Now that an example of Inter-vehicle communication has been outlined and put into context of it applicability and safety I would like to write about the heart of the technology. IVC relies on multiple technological advancements and I will show how it all comes together. It allows for a whole new range of possibilities on the highway, but IVC also has its limitations.
The actual device for IVC would be about the size of a cell phone and installed somewhere within the dash of a car. It would operate on the 5.850-5.925 GHz frequency⁵. This range of frequency has been dedicated for use of IVC in America. The 5 GHz range allows for high bandwidth of data transfer on an uninterrupted channel. Current speeds of up to 6 Mega bits per second, but future developments would allow for 27 Mega bits per second⁶. However, unlike GPS and cell phone wireless signals, this Dedicated Short Range Communication (DSRC) link in the 5 GHz band only allows for communication within a 1000 meter radius. Furthermore, actual operating range is limited to a 200 meter radius, but this distance allows for sufficient communication on most roadways. Each device on a car will be able to broadcast a message, as well as receive multiple incoming messages from other vehicular broadcasts. Research in Europe on a project called CarTALK and Fleetnet have looked into the potential of ad hoc communication between vehicles. An Ad hoc network allows for communication between vehicles to connect and transmit signals on the fly without the need for a base station. Essentially this saves money on implementation costs and increases efficiency in communication between cars.
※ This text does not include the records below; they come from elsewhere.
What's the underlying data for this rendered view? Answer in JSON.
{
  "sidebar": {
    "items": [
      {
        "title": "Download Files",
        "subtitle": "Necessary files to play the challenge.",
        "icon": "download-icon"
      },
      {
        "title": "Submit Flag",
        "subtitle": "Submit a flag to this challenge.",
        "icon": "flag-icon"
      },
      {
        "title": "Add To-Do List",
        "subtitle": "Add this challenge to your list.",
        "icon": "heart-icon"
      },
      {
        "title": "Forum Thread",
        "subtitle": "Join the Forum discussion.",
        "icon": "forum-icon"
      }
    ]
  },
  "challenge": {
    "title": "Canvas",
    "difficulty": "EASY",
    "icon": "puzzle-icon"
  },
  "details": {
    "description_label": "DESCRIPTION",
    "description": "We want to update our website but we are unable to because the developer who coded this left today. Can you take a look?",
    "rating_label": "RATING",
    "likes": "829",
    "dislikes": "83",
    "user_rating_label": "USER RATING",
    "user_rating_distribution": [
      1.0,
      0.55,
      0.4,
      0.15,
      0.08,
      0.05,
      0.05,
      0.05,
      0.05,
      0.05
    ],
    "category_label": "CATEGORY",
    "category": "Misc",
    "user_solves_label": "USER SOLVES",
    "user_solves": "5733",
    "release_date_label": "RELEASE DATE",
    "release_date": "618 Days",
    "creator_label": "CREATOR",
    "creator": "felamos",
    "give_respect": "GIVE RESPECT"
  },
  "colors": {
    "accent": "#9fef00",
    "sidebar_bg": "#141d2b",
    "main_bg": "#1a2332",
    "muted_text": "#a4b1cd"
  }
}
CarTALK researchers found that a multi-hop communication link between cars worked very well in sending information back upstream⁷. Multi-hop communication allows for a broad casted signal to be "grabbed" by cars upstream and rebroadcasted for cars further up stream to grab the signal and retransmit it. Implementation of multi-hop communication allows for information and warning signals to be alerted to drivers before they would be visually aware of the situation. Studies in Europe have shown that warning signals about the road ahead allows for early braking which resulted in crash reduction of 3.6%⁸. This multi-hop communication design will make roads safer for drivers and allow for low implementation costs making it economically feasible.
A major drawback to IVC is that it relies on a significant percentage of cars on the roadway, having the technology installed to be useful. Both for effective data transfer and amount of information to be relevant, about 2% of cars would need to have the technology implemented⁹. It is expected that IVC would have similar implementation characteristics to GPS. GPS stands for Global Positioning System and uses 24 orbiting satellites to find the exact location, within 3 meters, of a GPS device. GPS allows for speed, miles traveled, and routes to be determined on the fly. Although GPS has not been required by law, it has infiltrated about 7% of American vehicles through consumer demand¹⁰. GPS offers drivers an improved driving experience that allows drivers to calculate directions and view dynamic maps of city streets and highways. IVC expands these capabilities for drivers and allows for more advanced features of drivers that GPS alone wouldn’t be able to offer. Recently, we have seen Google introduce it's own GPS software on it's Android cell phone platform with Google Navigation. I belive it would also be possible for Google to develop an IVC type application for cars to communicate with one another almost automatically, similar to their implementation of croud souring for speeds on roadways. This would do away with alot of the barriers associated with IVC, like the base stations and the DSRC antenna. Essentially this would replace the proposed base station network and just use the exciting cell phone tower network. The possibilities of bringing IVC technology to the everyday user with a android supported cellphone would be phenomenal. A move by google to support this feature could really change the future of IVC.

Taking a step back and looking at Inter-Vehicle Communication, we see that is amazing technology that is being developed for future improvements in transportation. It is my personal belief that this technology has the capabilities to change travel as we know it today. In 2003, ITS America, an organization whose mission is to improve transportation through research, promotion and deployment, set a goal to have zero fatalities on roadways. With the design of IVC, I believe we are one step closer to that goal.

It is my belief that Intelligent Transportation Systems has the ability to change transportation as we know it today. Inter-Vehicle Communication has the potential to increase efficiency on the roadways and well as increase safety. I hope to see an adoption of change towards this technology.

notes

¹ Sussman, Joseph M. Perspectives on intelligent transportation systems (ITS). New York: Springer, 2005. Pg. 4

² Bishop, Richard. Intelligent transportation systems library. Boston: Artech House, 2005. Pg. 2

³ Sussman, Joseph M. Perspectives on intelligent transportation systems (ITS). New York: Springer, 2005. Pg 1

⁴ http://www.ece.osu.edu/~ekici/images/v2i.jpg

⁵ Bishop, Richard. Intelligent transportation systems library. Boston: Artech House, 2005. pg. 180

⁶ Recker, Wilfred W.. "Instantaneous information propagation in a traffic stream." Transportation Research Part B: Methodological 40Mar 2006 230-250. Web.25 May 2009. <http://cat.inist.fr/?aModele=afficheN&cpsidt=17547219>.

⁷ Bishop, Richard. Intelligent transportation systems library. Boston: Artech House, 2005. pg 188

⁸ Bishop, Richard. Intelligent transportation systems library. Boston: Artech House, 2005. pg. 189

⁹ Recker, Wilfred W.. "Instantaneous information propagation in a traffic stream." Transportation Research Part B: Methodological 40Mar 2006 230-250. Web.25 May 2009. <http://cat.inist.fr/?aModele=afficheN&cpsidt=17547219>.

¹⁰ Fehrenbacher, Katie. "GPS Navigation: Nokia Looks to Cars." GigaOM. 30 Oct. 2006. 25 May 2009 <http://gigaom.com/>.